In this article I would like introduce SAP Data Hub as a modern data platform that combines raw data and with data from enterprise landscapes together to address a common problem. With the massive generation of information from the advent of the internet and the increasing digitization of business, there is tremendous opportunity in the new amounts and types of data collected. But this increase has also dramatically increased the complexity of the enterprise data landscape, with multiple data lakes, data warehouses, operational applications, eCommerce, online interactions, and so on.
IT is under tremendous pressure to respond to business needs – an increasing number of internal customers who want new analytics, new applications, and better data sharing with partners quickly.
SAP Data Hub is a data operations (DataOps) management solution that enables agile management of data in a diverse landscape across the organization. This enterprise-ready solution provides governance and orchestration for data refinement and enrichment, using pipelining of many complex data processing operations, like machine learning (ML).
For more information watch the video.
Today, enterprise customers are finding it too slow, expensive, and challenging to move data to where it needs to go.
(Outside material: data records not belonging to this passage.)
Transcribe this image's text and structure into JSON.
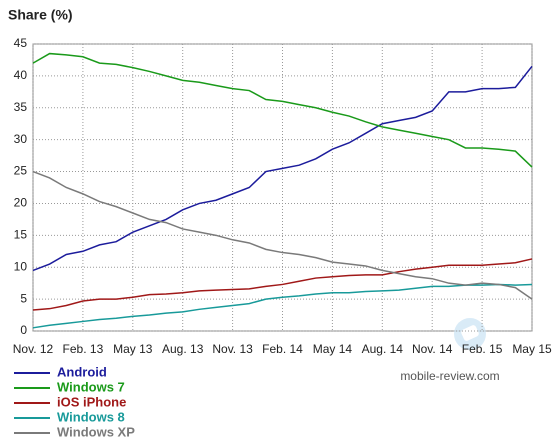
{
  "chart_data": {
    "type": "line",
    "title": "Share (%)",
    "categories": [
      "Nov. 12",
      null,
      null,
      "Feb. 13",
      null,
      null,
      "May 13",
      null,
      null,
      "Aug. 13",
      null,
      null,
      "Nov. 13",
      null,
      null,
      "Feb. 14",
      null,
      null,
      "May 14",
      null,
      null,
      "Aug. 14",
      null,
      null,
      "Nov. 14",
      null,
      null,
      "Feb. 15",
      null,
      null,
      "May 15"
    ],
    "series": [
      {
        "name": "Android",
        "color": "#1c1c9c",
        "values": [
          9.5,
          10.5,
          12,
          12.5,
          13.5,
          14,
          15.5,
          16.5,
          17.5,
          19,
          20,
          20.5,
          21.5,
          22.5,
          25,
          25.5,
          26,
          27,
          28.5,
          29.5,
          31,
          32.5,
          33,
          33.5,
          34.5,
          37.5,
          37.5,
          38,
          38,
          38.2,
          41.5
        ]
      },
      {
        "name": "Windows 7",
        "color": "#1a9a1a",
        "values": [
          42,
          43.5,
          43.3,
          43,
          42,
          41.8,
          41.3,
          40.7,
          40,
          39.3,
          39,
          38.5,
          38,
          37.7,
          36.3,
          36,
          35.5,
          35,
          34.3,
          33.7,
          32.8,
          32,
          31.5,
          31,
          30.5,
          30,
          28.7,
          28.7,
          28.5,
          28.2,
          25.7
        ]
      },
      {
        "name": "iOS iPhone",
        "color": "#a01818",
        "values": [
          3.3,
          3.5,
          4,
          4.7,
          5,
          5,
          5.3,
          5.7,
          5.8,
          6,
          6.3,
          6.4,
          6.5,
          6.6,
          7,
          7.3,
          7.8,
          8.3,
          8.5,
          8.7,
          8.8,
          8.8,
          9.3,
          9.7,
          10,
          10.3,
          10.3,
          10.3,
          10.5,
          10.7,
          11.3
        ]
      },
      {
        "name": "Windows 8",
        "color": "#189a9a",
        "values": [
          0.5,
          0.9,
          1.2,
          1.5,
          1.8,
          2,
          2.3,
          2.5,
          2.8,
          3,
          3.4,
          3.7,
          4,
          4.3,
          5,
          5.3,
          5.5,
          5.8,
          6,
          6,
          6.2,
          6.3,
          6.4,
          6.7,
          7,
          7,
          7.2,
          7.2,
          7.3,
          7.2,
          7.3
        ]
      },
      {
        "name": "Windows XP",
        "color": "#7a7a7a",
        "values": [
          25,
          24,
          22.5,
          21.5,
          20.3,
          19.5,
          18.5,
          17.5,
          17,
          16,
          15.5,
          15,
          14.3,
          13.8,
          12.8,
          12.3,
          12,
          11.5,
          10.8,
          10.5,
          10.2,
          9.5,
          9,
          8.5,
          8.2,
          7.5,
          7.2,
          7.5,
          7.3,
          6.8,
          5
        ]
      }
    ],
    "ylim": [
      0,
      45
    ],
    "yticks": [
      0,
      5,
      10,
      15,
      20,
      25,
      30,
      35,
      40,
      45
    ],
    "grid": true,
    "watermark": "mobile-review.com"
  }
}
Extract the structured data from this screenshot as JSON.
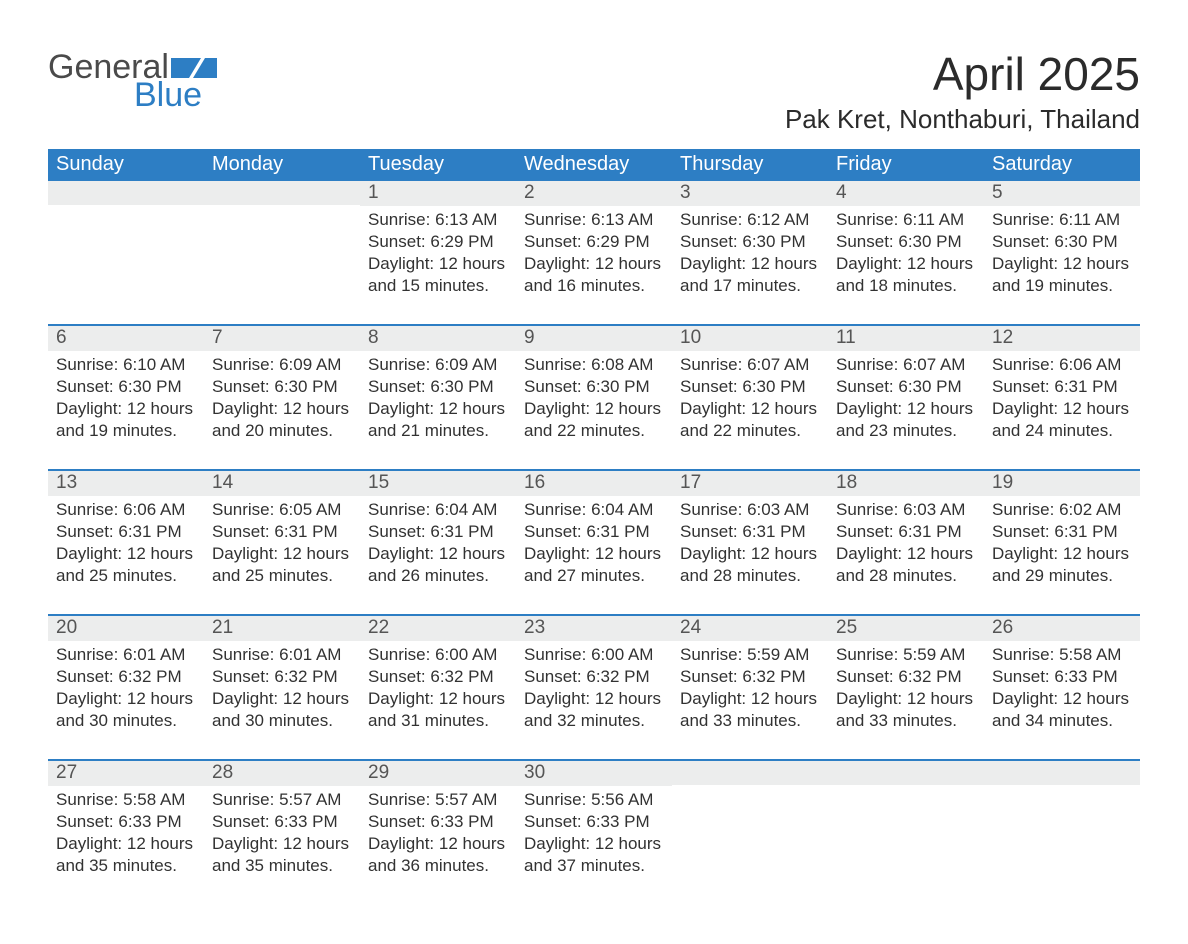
{
  "colors": {
    "blue_header": "#2d7ec4",
    "blue_accent": "#2d7ec4",
    "row_stripe": "#eceded",
    "text": "#3a3a3a",
    "date_text": "#555555",
    "background": "#ffffff",
    "logo_dark": "#4a4a4a",
    "logo_blue": "#2d7ec4"
  },
  "typography": {
    "title_fontsize": 46,
    "location_fontsize": 26,
    "dayheader_fontsize": 20,
    "date_fontsize": 19,
    "body_fontsize": 17,
    "logo_fontsize": 34,
    "font_family": "Segoe UI"
  },
  "logo": {
    "word1": "General",
    "word2": "Blue"
  },
  "header": {
    "title": "April 2025",
    "location": "Pak Kret, Nonthaburi, Thailand"
  },
  "day_names": [
    "Sunday",
    "Monday",
    "Tuesday",
    "Wednesday",
    "Thursday",
    "Friday",
    "Saturday"
  ],
  "labels": {
    "sunrise_prefix": "Sunrise: ",
    "sunset_prefix": "Sunset: ",
    "daylight_prefix": "Daylight: "
  },
  "weeks": [
    [
      null,
      null,
      {
        "date": "1",
        "sunrise": "6:13 AM",
        "sunset": "6:29 PM",
        "daylight": "12 hours and 15 minutes."
      },
      {
        "date": "2",
        "sunrise": "6:13 AM",
        "sunset": "6:29 PM",
        "daylight": "12 hours and 16 minutes."
      },
      {
        "date": "3",
        "sunrise": "6:12 AM",
        "sunset": "6:30 PM",
        "daylight": "12 hours and 17 minutes."
      },
      {
        "date": "4",
        "sunrise": "6:11 AM",
        "sunset": "6:30 PM",
        "daylight": "12 hours and 18 minutes."
      },
      {
        "date": "5",
        "sunrise": "6:11 AM",
        "sunset": "6:30 PM",
        "daylight": "12 hours and 19 minutes."
      }
    ],
    [
      {
        "date": "6",
        "sunrise": "6:10 AM",
        "sunset": "6:30 PM",
        "daylight": "12 hours and 19 minutes."
      },
      {
        "date": "7",
        "sunrise": "6:09 AM",
        "sunset": "6:30 PM",
        "daylight": "12 hours and 20 minutes."
      },
      {
        "date": "8",
        "sunrise": "6:09 AM",
        "sunset": "6:30 PM",
        "daylight": "12 hours and 21 minutes."
      },
      {
        "date": "9",
        "sunrise": "6:08 AM",
        "sunset": "6:30 PM",
        "daylight": "12 hours and 22 minutes."
      },
      {
        "date": "10",
        "sunrise": "6:07 AM",
        "sunset": "6:30 PM",
        "daylight": "12 hours and 22 minutes."
      },
      {
        "date": "11",
        "sunrise": "6:07 AM",
        "sunset": "6:30 PM",
        "daylight": "12 hours and 23 minutes."
      },
      {
        "date": "12",
        "sunrise": "6:06 AM",
        "sunset": "6:31 PM",
        "daylight": "12 hours and 24 minutes."
      }
    ],
    [
      {
        "date": "13",
        "sunrise": "6:06 AM",
        "sunset": "6:31 PM",
        "daylight": "12 hours and 25 minutes."
      },
      {
        "date": "14",
        "sunrise": "6:05 AM",
        "sunset": "6:31 PM",
        "daylight": "12 hours and 25 minutes."
      },
      {
        "date": "15",
        "sunrise": "6:04 AM",
        "sunset": "6:31 PM",
        "daylight": "12 hours and 26 minutes."
      },
      {
        "date": "16",
        "sunrise": "6:04 AM",
        "sunset": "6:31 PM",
        "daylight": "12 hours and 27 minutes."
      },
      {
        "date": "17",
        "sunrise": "6:03 AM",
        "sunset": "6:31 PM",
        "daylight": "12 hours and 28 minutes."
      },
      {
        "date": "18",
        "sunrise": "6:03 AM",
        "sunset": "6:31 PM",
        "daylight": "12 hours and 28 minutes."
      },
      {
        "date": "19",
        "sunrise": "6:02 AM",
        "sunset": "6:31 PM",
        "daylight": "12 hours and 29 minutes."
      }
    ],
    [
      {
        "date": "20",
        "sunrise": "6:01 AM",
        "sunset": "6:32 PM",
        "daylight": "12 hours and 30 minutes."
      },
      {
        "date": "21",
        "sunrise": "6:01 AM",
        "sunset": "6:32 PM",
        "daylight": "12 hours and 30 minutes."
      },
      {
        "date": "22",
        "sunrise": "6:00 AM",
        "sunset": "6:32 PM",
        "daylight": "12 hours and 31 minutes."
      },
      {
        "date": "23",
        "sunrise": "6:00 AM",
        "sunset": "6:32 PM",
        "daylight": "12 hours and 32 minutes."
      },
      {
        "date": "24",
        "sunrise": "5:59 AM",
        "sunset": "6:32 PM",
        "daylight": "12 hours and 33 minutes."
      },
      {
        "date": "25",
        "sunrise": "5:59 AM",
        "sunset": "6:32 PM",
        "daylight": "12 hours and 33 minutes."
      },
      {
        "date": "26",
        "sunrise": "5:58 AM",
        "sunset": "6:33 PM",
        "daylight": "12 hours and 34 minutes."
      }
    ],
    [
      {
        "date": "27",
        "sunrise": "5:58 AM",
        "sunset": "6:33 PM",
        "daylight": "12 hours and 35 minutes."
      },
      {
        "date": "28",
        "sunrise": "5:57 AM",
        "sunset": "6:33 PM",
        "daylight": "12 hours and 35 minutes."
      },
      {
        "date": "29",
        "sunrise": "5:57 AM",
        "sunset": "6:33 PM",
        "daylight": "12 hours and 36 minutes."
      },
      {
        "date": "30",
        "sunrise": "5:56 AM",
        "sunset": "6:33 PM",
        "daylight": "12 hours and 37 minutes."
      },
      null,
      null,
      null
    ]
  ]
}
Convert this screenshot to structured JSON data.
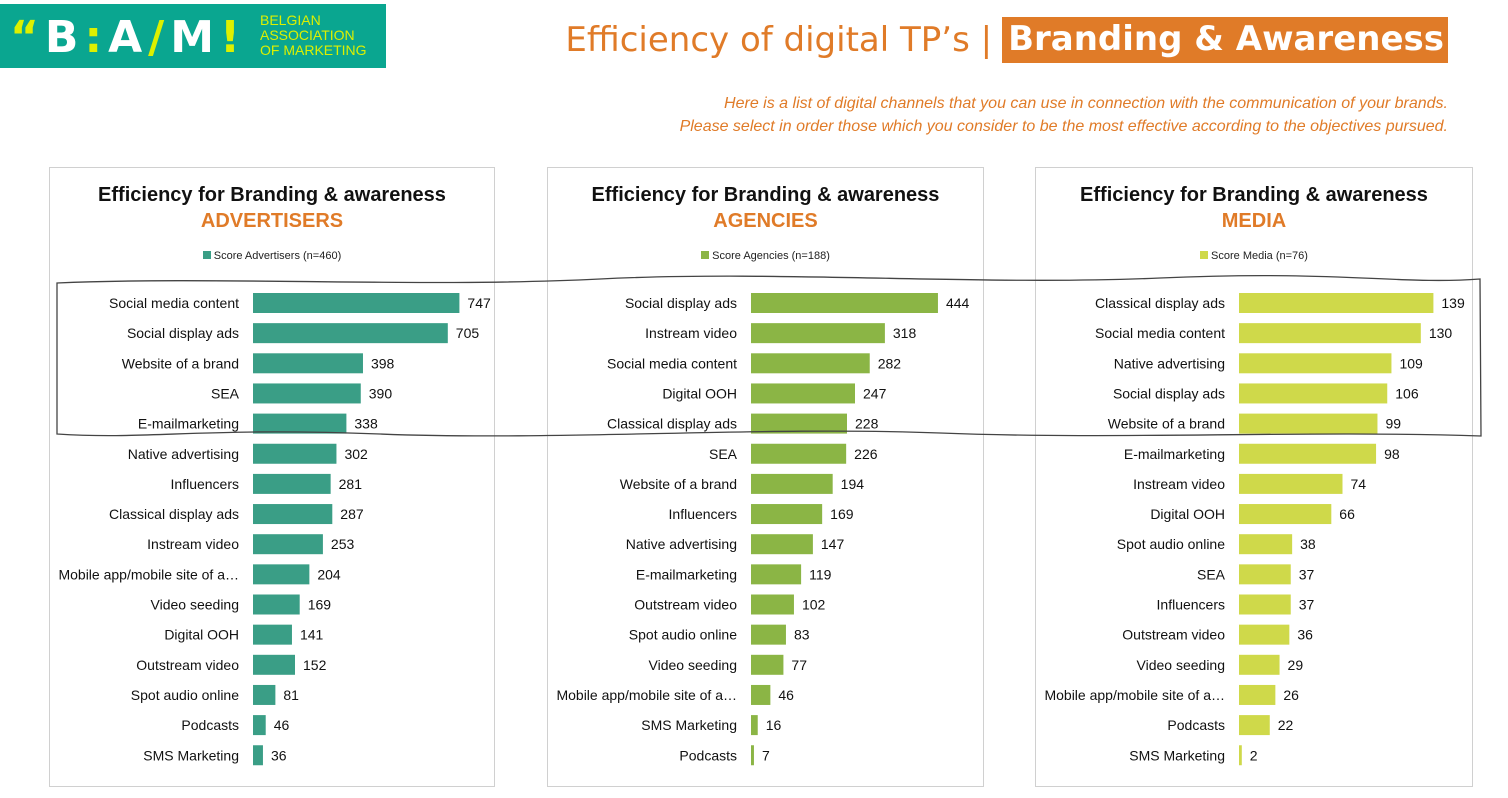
{
  "header": {
    "logo_quote": "“",
    "logo_b": "B",
    "logo_colon": ":",
    "logo_a": "A",
    "logo_slash": "/",
    "logo_m": "M",
    "logo_excl": "!",
    "logo_line1": "BELGIAN",
    "logo_line2": "ASSOCIATION",
    "logo_line3": "OF MARKETING",
    "title_main": "Efficiency  of digital TP’s |",
    "title_highlight": "Branding & Awareness",
    "subtitle_line1": "Here is a list of digital channels that you can use in connection with the communication of your brands.",
    "subtitle_line2": "Please select in order those which you consider to be the most effective according to the objectives pursued."
  },
  "colors": {
    "accent": "#e07b28",
    "logo_bg": "#0aa690",
    "logo_text": "#ddf000",
    "advertisers": "#3a9e86",
    "agencies": "#8bb545",
    "media": "#cfd94a"
  },
  "chart_data": [
    {
      "type": "bar",
      "orientation": "horizontal",
      "title": "Efficiency for Branding & awareness",
      "subtitle": "ADVERTISERS",
      "legend": "Score Advertisers (n=460)",
      "categories": [
        "Social media content",
        "Social display ads",
        "Website of a brand",
        "SEA",
        "E-mailmarketing",
        "Native advertising",
        "Influencers",
        "Classical display ads",
        "Instream video",
        "Mobile app/mobile site of a…",
        "Video seeding",
        "Digital OOH",
        "Outstream video",
        "Spot audio online",
        "Podcasts",
        "SMS Marketing"
      ],
      "values": [
        747,
        705,
        398,
        390,
        338,
        302,
        281,
        287,
        253,
        204,
        169,
        141,
        152,
        81,
        46,
        36
      ],
      "xlim": [
        0,
        760
      ],
      "highlight_top": 5
    },
    {
      "type": "bar",
      "orientation": "horizontal",
      "title": "Efficiency for Branding & awareness",
      "subtitle": "AGENCIES",
      "legend": "Score Agencies (n=188)",
      "categories": [
        "Social display ads",
        "Instream video",
        "Social media content",
        "Digital OOH",
        "Classical display ads",
        "SEA",
        "Website of a brand",
        "Influencers",
        "Native advertising",
        "E-mailmarketing",
        "Outstream video",
        "Spot audio online",
        "Video seeding",
        "Mobile app/mobile site of a…",
        "SMS Marketing",
        "Podcasts"
      ],
      "values": [
        444,
        318,
        282,
        247,
        228,
        226,
        194,
        169,
        147,
        119,
        102,
        83,
        77,
        46,
        16,
        7
      ],
      "xlim": [
        0,
        456
      ],
      "highlight_top": 5
    },
    {
      "type": "bar",
      "orientation": "horizontal",
      "title": "Efficiency for Branding & awareness",
      "subtitle": "MEDIA",
      "legend": "Score Media (n=76)",
      "categories": [
        "Classical display ads",
        "Social media content",
        "Native advertising",
        "Social display ads",
        "Website of a brand",
        "E-mailmarketing",
        "Instream video",
        "Digital OOH",
        "Spot audio online",
        "SEA",
        "Influencers",
        "Outstream video",
        "Video seeding",
        "Mobile app/mobile site of a…",
        "Podcasts",
        "SMS Marketing"
      ],
      "values": [
        139,
        130,
        109,
        106,
        99,
        98,
        74,
        66,
        38,
        37,
        37,
        36,
        29,
        26,
        22,
        2
      ],
      "xlim": [
        0,
        143
      ],
      "highlight_top": 5
    }
  ]
}
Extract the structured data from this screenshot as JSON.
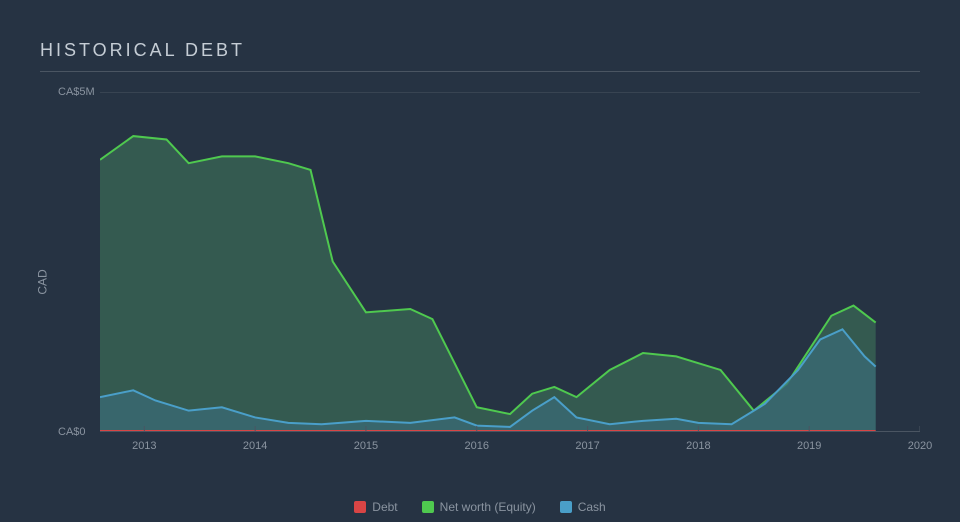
{
  "title": "HISTORICAL DEBT",
  "y_axis": {
    "label": "CAD",
    "ticks": [
      {
        "value": 0,
        "label": "CA$0"
      },
      {
        "value": 5,
        "label": "CA$5M"
      }
    ],
    "ylim": [
      0,
      5
    ]
  },
  "x_axis": {
    "ticks": [
      "2013",
      "2014",
      "2015",
      "2016",
      "2017",
      "2018",
      "2019",
      "2020"
    ],
    "xlim": [
      2012.6,
      2020
    ]
  },
  "background_color": "#263343",
  "grid_color": "#4a5562",
  "text_color": "#8a94a0",
  "title_color": "#c5cdd5",
  "title_fontsize": 18,
  "label_fontsize": 12,
  "tick_fontsize": 11,
  "series": [
    {
      "name": "Net worth (Equity)",
      "legend_label": "Net worth (Equity)",
      "stroke": "#4fc94f",
      "fill": "#3a6b56",
      "fill_opacity": 0.7,
      "stroke_width": 2,
      "points": [
        [
          2012.6,
          4.0
        ],
        [
          2012.9,
          4.35
        ],
        [
          2013.2,
          4.3
        ],
        [
          2013.4,
          3.95
        ],
        [
          2013.7,
          4.05
        ],
        [
          2014.0,
          4.05
        ],
        [
          2014.3,
          3.95
        ],
        [
          2014.5,
          3.85
        ],
        [
          2014.7,
          2.5
        ],
        [
          2015.0,
          1.75
        ],
        [
          2015.4,
          1.8
        ],
        [
          2015.6,
          1.65
        ],
        [
          2015.8,
          1.0
        ],
        [
          2016.0,
          0.35
        ],
        [
          2016.3,
          0.25
        ],
        [
          2016.5,
          0.55
        ],
        [
          2016.7,
          0.65
        ],
        [
          2016.9,
          0.5
        ],
        [
          2017.2,
          0.9
        ],
        [
          2017.5,
          1.15
        ],
        [
          2017.8,
          1.1
        ],
        [
          2018.0,
          1.0
        ],
        [
          2018.2,
          0.9
        ],
        [
          2018.5,
          0.3
        ],
        [
          2018.8,
          0.7
        ],
        [
          2019.0,
          1.2
        ],
        [
          2019.2,
          1.7
        ],
        [
          2019.4,
          1.85
        ],
        [
          2019.6,
          1.6
        ]
      ]
    },
    {
      "name": "Cash",
      "legend_label": "Cash",
      "stroke": "#4a9fc9",
      "fill": "#3a6b78",
      "fill_opacity": 0.7,
      "stroke_width": 2,
      "points": [
        [
          2012.6,
          0.5
        ],
        [
          2012.9,
          0.6
        ],
        [
          2013.1,
          0.45
        ],
        [
          2013.4,
          0.3
        ],
        [
          2013.7,
          0.35
        ],
        [
          2014.0,
          0.2
        ],
        [
          2014.3,
          0.12
        ],
        [
          2014.6,
          0.1
        ],
        [
          2015.0,
          0.15
        ],
        [
          2015.4,
          0.12
        ],
        [
          2015.8,
          0.2
        ],
        [
          2016.0,
          0.08
        ],
        [
          2016.3,
          0.06
        ],
        [
          2016.5,
          0.3
        ],
        [
          2016.7,
          0.5
        ],
        [
          2016.9,
          0.2
        ],
        [
          2017.2,
          0.1
        ],
        [
          2017.5,
          0.15
        ],
        [
          2017.8,
          0.18
        ],
        [
          2018.0,
          0.12
        ],
        [
          2018.3,
          0.1
        ],
        [
          2018.6,
          0.4
        ],
        [
          2018.9,
          0.9
        ],
        [
          2019.1,
          1.35
        ],
        [
          2019.3,
          1.5
        ],
        [
          2019.5,
          1.1
        ],
        [
          2019.6,
          0.95
        ]
      ]
    },
    {
      "name": "Debt",
      "legend_label": "Debt",
      "stroke": "#d94545",
      "fill": "#a03838",
      "fill_opacity": 0.7,
      "stroke_width": 2,
      "points": [
        [
          2012.6,
          0
        ],
        [
          2019.6,
          0
        ]
      ]
    }
  ],
  "legend": {
    "items": [
      {
        "label": "Debt",
        "color": "#d94545"
      },
      {
        "label": "Net worth (Equity)",
        "color": "#4fc94f"
      },
      {
        "label": "Cash",
        "color": "#4a9fc9"
      }
    ],
    "position": "bottom-center"
  }
}
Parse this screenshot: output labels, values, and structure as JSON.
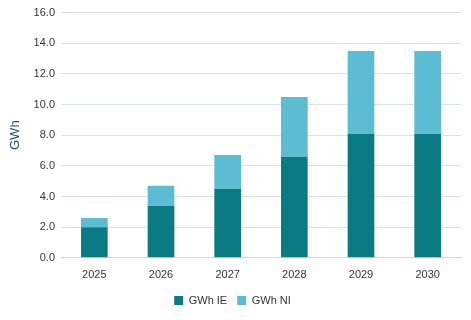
{
  "chart_data": {
    "type": "bar",
    "stacked": true,
    "grid": true,
    "legend": "bottom",
    "y_label": "GWh",
    "categories": [
      "2025",
      "2026",
      "2027",
      "2028",
      "2029",
      "2030"
    ],
    "series": [
      {
        "name": "GWh IE",
        "color": "#0b7b83",
        "values": [
          2.0,
          3.4,
          4.5,
          6.6,
          8.1,
          8.1
        ]
      },
      {
        "name": "GWh NI",
        "color": "#5bbcd2",
        "values": [
          0.6,
          1.3,
          2.2,
          3.9,
          5.4,
          5.4
        ]
      }
    ],
    "ylim": [
      0,
      16
    ],
    "yticks": [
      {
        "value": 0,
        "label": "0.0"
      },
      {
        "value": 2,
        "label": "2.0"
      },
      {
        "value": 4,
        "label": "4.0"
      },
      {
        "value": 6,
        "label": "6.0"
      },
      {
        "value": 8,
        "label": "8.0"
      },
      {
        "value": 10,
        "label": "10.0"
      },
      {
        "value": 12,
        "label": "12.0"
      },
      {
        "value": 14,
        "label": "14.0"
      },
      {
        "value": 16,
        "label": "16.0"
      }
    ]
  }
}
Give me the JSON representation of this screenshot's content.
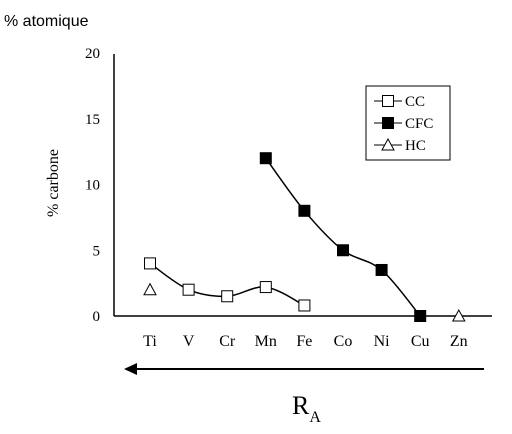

This is due to:
Rapidly evolving and expanding data landscapes, with more data silos than ever.
- Increasing number of ways to create data – more applications, digital interactions, sensors, social media, web-based sources
- Quick rise in data volume growth and data diversity – driving the data silo proliferation
- Increasing number of data consumption endpoints – analytics, enterprise apps, mobile apps, cloud apps
Data silos are reinforced by organizational silos
- For example, the Big Data teams managing the Hadoop data lakes are not the same as the people managing the EDW. They use different tools and don’t interact often. Also, business departments often have their own data and their own people managing them. At the overall landscape level, it’s hard to look across all of the systems and information.
To be able to better meet the needs of business and the fast pace of today’s demands, the landscape needs to overcome three challenges:
1. Governance challenge: Lack of visibility. Who changed the data? What was changed? Who is accessing it?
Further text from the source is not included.